City-tour na Abin e a notícia desprezada

Na quinta-feira passada, a imprensa foi levada a visitar, pela primeira vez, parte das instalações que a Agência Brasileira de Inteligência (Abin) herdou do tenebroso Serviço Nacional de Informações (SNI) da ditadura.

Depois de um café da manhã com o novo diretor-geral da Abin, delegado Mauro Marcelo Lima e Silva, os jornalistas convidados fizeram o que a Folha descreveu como ‘uma espécie de city-tour’ pela agência, com direito a sobrevôo de helicóptero e a uma palestra de 1h40 de Lima e Silva.

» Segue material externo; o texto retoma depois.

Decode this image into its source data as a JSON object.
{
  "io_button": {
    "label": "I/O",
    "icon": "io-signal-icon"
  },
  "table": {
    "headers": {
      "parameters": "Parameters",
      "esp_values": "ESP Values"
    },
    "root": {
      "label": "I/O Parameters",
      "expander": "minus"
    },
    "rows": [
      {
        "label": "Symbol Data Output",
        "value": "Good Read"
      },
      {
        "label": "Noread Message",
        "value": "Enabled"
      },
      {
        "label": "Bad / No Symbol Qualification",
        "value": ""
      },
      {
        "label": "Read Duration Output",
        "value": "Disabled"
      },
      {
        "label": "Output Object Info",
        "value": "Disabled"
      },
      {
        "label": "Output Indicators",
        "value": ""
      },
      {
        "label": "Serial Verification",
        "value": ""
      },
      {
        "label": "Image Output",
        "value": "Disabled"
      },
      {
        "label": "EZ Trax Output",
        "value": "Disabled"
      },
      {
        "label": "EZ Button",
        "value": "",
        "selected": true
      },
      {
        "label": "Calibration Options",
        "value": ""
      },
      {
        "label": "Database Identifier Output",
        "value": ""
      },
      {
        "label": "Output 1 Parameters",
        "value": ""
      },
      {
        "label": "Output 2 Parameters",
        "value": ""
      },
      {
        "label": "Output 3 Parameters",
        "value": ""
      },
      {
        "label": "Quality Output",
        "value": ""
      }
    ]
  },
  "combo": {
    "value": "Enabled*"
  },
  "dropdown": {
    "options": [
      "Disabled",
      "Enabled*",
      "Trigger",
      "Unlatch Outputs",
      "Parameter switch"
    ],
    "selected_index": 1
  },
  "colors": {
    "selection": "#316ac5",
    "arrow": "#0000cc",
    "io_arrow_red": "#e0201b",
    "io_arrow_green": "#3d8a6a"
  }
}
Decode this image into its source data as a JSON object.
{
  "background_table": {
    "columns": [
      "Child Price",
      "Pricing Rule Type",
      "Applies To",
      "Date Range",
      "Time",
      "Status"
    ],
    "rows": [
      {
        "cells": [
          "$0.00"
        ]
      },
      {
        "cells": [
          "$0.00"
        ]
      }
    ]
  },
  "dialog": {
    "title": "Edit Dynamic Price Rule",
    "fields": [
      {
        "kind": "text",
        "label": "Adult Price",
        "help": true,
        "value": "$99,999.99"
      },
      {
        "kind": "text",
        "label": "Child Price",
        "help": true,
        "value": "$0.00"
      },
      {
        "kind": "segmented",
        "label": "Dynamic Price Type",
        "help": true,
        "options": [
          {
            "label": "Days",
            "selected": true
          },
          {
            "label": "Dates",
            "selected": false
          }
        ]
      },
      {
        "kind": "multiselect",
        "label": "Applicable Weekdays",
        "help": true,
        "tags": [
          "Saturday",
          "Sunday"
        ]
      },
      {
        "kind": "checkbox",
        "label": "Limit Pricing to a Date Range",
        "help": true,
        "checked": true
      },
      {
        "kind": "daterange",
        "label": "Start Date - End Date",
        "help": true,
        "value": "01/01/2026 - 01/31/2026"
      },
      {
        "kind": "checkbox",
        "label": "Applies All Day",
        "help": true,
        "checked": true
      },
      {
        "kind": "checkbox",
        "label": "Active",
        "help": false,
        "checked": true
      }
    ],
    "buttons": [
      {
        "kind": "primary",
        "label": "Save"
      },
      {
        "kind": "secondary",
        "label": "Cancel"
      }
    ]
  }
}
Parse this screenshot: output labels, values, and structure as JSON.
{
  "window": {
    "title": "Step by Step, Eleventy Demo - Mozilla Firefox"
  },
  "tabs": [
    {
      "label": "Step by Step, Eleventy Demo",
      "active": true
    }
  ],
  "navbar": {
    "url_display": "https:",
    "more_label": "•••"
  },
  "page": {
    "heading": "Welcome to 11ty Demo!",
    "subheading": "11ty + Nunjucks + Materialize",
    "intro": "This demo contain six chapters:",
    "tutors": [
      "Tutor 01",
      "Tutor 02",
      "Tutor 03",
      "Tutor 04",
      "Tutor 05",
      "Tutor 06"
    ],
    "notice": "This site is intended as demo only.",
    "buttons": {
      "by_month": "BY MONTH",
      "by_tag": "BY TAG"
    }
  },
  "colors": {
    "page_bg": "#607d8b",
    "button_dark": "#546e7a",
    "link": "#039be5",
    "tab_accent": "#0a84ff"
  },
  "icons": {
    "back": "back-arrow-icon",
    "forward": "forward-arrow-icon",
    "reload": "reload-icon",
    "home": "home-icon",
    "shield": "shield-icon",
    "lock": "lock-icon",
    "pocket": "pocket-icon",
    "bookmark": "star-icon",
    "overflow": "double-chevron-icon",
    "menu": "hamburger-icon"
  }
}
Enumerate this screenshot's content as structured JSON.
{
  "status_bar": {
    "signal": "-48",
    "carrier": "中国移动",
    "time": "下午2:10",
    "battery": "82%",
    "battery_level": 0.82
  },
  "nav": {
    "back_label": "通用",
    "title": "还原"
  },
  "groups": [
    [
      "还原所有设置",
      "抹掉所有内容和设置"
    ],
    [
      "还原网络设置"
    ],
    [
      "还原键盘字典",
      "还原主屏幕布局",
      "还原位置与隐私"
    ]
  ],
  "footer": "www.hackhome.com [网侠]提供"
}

Ele contou que ex-arapongas do SNI trabalham na Abin.

No dia seguinte, o Estado lavou a alma, dando em título de 4 colunas o que a Folha e o Globo simplesmente ignoraram: ‘Sumiram milhares de documentos do serviço secreto do governo’. E não é que os repórteres Leonel Rocha e Tânia Monteiro tenham descoberto isso nas horas passadas nas ‘entranhas do monstro’, como se dizia nos tempos do SNI, driblando a concorrência e a segurança.

Foi o próprio delegado que revelou o sumiço e mostrou o lugar do desfalque, no Setor Policial Sul de Brasília. Segundo ele, ‘não há como saber quando essas fichas foram retiradas ou se foram destruídas’.

Até onde se sabe, nenhum jornal ou revista achou que valia a pena remexer mais fundo nessa história.